Какое значение может иметь для него неудача? Злополучная жизнь тяготит его; он готов рискнуть ею на этот раз, несмотря на свойственную ему ужасную трусость. И, оставив Магло, который продолжал свой путь, не понимая, зачем Атта хочет проникнуть во Дворец, он храбро вошел в ворота, наполовину прикрыв голову углом своей тоги.

Его остановил привратник:

– Куда ты идешь?

Атта пробормотал наугад фантастический пароль, которого не понял старик, почти глухой. Но он подал знак другому, гулявшему с видом скучающего номенклатора, а тот в свою очередь сделал жест рукой третьему, за которым оказался и четвертый в глубине тщательно ухоженных садов со множеством статуй и бассейнов.

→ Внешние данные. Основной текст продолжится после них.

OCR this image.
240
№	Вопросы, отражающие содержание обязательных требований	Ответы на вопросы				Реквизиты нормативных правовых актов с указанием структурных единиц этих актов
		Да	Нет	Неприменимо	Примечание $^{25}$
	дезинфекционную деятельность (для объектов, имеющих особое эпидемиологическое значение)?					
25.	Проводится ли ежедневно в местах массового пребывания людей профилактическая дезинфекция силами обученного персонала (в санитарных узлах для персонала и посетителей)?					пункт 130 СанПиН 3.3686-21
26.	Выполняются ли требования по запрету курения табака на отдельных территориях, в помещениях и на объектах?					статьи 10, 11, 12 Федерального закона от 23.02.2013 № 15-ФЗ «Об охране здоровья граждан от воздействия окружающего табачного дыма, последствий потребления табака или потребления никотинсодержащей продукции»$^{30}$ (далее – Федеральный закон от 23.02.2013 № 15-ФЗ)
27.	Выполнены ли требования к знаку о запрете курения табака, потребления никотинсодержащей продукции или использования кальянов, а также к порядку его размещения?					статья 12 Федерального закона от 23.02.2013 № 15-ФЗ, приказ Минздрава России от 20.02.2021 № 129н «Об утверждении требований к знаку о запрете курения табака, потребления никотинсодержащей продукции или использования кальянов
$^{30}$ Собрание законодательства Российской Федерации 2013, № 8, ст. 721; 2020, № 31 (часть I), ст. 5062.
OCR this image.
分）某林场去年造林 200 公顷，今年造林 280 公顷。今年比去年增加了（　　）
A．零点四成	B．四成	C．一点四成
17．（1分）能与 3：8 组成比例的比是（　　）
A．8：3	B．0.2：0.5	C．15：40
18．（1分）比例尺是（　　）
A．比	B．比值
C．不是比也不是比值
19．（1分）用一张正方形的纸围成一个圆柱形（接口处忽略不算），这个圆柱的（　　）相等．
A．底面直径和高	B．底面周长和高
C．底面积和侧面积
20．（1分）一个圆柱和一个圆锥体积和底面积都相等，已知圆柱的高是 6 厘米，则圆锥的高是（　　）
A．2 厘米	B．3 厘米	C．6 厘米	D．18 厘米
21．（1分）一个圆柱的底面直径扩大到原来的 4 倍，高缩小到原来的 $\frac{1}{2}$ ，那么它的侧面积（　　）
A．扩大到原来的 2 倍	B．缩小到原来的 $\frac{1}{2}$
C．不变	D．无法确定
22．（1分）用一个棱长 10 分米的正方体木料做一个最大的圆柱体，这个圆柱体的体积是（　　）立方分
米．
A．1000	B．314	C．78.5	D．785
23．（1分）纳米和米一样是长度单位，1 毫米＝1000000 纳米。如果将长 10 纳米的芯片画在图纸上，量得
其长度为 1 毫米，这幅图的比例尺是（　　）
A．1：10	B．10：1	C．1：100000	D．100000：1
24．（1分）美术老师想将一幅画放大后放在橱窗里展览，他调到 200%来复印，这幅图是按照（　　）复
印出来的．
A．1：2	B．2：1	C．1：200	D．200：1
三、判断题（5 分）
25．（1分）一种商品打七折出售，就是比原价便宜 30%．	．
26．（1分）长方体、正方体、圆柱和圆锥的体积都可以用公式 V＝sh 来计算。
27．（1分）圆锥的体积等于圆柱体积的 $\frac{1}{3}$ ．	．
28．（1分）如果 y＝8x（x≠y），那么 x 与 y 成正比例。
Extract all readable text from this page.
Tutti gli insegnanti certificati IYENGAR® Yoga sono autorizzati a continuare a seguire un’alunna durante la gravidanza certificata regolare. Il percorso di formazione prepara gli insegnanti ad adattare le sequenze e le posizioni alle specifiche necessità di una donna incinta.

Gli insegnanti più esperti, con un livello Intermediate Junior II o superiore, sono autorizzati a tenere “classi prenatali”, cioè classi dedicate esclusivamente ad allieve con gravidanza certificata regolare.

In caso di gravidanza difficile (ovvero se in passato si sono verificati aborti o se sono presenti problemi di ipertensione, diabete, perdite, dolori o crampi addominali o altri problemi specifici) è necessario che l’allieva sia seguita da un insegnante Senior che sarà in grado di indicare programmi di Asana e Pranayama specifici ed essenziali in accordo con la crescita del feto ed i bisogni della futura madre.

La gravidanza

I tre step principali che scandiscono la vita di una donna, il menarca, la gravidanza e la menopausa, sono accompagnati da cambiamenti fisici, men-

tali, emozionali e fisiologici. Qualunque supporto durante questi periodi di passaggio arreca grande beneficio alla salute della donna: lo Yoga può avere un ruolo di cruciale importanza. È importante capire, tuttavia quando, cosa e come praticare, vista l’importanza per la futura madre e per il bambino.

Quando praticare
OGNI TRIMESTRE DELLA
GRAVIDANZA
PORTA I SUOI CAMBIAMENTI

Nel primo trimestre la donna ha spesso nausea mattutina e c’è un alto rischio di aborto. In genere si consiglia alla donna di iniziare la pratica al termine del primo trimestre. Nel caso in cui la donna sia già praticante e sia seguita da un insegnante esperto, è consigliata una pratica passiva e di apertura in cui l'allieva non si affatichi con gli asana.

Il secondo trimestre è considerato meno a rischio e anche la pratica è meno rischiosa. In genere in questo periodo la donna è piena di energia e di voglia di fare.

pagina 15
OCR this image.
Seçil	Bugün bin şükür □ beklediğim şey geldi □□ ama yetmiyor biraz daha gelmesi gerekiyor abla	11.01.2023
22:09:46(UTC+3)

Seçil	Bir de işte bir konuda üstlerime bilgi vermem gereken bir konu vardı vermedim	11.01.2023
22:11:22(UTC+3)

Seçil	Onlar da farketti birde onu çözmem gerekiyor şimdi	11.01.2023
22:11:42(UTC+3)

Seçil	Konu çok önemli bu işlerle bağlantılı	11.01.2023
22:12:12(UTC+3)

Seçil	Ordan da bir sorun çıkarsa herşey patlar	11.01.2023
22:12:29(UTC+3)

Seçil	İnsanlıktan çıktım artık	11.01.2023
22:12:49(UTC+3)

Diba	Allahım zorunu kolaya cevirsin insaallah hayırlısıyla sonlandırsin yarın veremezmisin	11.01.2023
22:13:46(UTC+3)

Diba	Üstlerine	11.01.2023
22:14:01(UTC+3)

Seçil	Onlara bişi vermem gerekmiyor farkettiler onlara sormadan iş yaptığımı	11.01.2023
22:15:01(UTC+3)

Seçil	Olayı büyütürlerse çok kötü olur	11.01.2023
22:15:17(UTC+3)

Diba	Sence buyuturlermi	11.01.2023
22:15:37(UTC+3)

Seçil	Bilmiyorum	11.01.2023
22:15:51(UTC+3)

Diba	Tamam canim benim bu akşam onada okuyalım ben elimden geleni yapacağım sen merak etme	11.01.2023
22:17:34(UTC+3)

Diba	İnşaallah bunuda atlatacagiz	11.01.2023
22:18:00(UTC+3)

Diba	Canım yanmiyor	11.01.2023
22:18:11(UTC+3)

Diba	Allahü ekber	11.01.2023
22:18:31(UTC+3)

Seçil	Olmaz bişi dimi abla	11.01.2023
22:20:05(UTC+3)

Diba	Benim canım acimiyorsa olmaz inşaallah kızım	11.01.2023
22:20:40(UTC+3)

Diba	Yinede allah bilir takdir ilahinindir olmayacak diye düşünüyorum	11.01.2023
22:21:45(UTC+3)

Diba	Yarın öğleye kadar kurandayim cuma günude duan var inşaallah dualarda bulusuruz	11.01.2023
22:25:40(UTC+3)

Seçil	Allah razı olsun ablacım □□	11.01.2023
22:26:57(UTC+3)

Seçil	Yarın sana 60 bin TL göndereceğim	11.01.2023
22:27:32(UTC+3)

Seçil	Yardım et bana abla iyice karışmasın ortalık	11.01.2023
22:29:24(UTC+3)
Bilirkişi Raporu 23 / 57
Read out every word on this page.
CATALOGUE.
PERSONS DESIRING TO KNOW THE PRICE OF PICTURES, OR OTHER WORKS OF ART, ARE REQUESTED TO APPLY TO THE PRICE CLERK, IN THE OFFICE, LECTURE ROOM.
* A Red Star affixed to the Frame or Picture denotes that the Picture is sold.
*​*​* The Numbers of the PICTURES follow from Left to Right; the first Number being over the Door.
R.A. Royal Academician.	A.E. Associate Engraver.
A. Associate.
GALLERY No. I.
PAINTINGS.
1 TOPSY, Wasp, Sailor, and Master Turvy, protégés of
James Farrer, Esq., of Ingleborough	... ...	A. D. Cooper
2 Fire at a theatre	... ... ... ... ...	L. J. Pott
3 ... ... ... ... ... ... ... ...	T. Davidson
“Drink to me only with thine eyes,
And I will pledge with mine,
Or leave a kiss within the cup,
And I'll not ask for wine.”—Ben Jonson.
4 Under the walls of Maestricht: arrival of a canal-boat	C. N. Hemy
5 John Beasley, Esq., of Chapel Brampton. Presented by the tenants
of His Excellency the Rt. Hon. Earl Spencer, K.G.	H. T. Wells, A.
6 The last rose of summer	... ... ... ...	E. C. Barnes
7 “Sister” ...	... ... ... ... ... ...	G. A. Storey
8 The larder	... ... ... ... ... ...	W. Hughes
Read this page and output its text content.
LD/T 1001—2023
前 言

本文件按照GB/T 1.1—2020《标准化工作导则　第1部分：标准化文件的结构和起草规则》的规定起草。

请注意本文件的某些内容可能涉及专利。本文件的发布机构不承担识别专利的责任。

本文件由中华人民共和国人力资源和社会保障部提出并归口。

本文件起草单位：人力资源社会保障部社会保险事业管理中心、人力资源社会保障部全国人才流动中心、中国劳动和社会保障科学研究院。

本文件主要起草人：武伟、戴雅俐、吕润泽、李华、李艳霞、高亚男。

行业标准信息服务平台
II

Они пропустили Атту, несколько удивленные длинной фигурой плохо выбритого паразита в дырявой тоге, не раз виденной около Дворца в дни приемов; предполагая, что этот человек имеет сказать что–нибудь важное, обыскав его и не найдя при нем оружия, они впустили его в залу, соединявшуюся коридором с атрием. Затем перед Аттой открылись другие залы, другие атрии, приводившие в восторг брундузийцев год тому назад, а теперь безмолвные в своем пустынном величии. Он не был ослеплен ими, высокий и гордый, как будто обитал во Дворце со дня рождения; с надеждой на успех он повторял про себя те слова, которые скажет перед Маммеей в случае, если она его примет.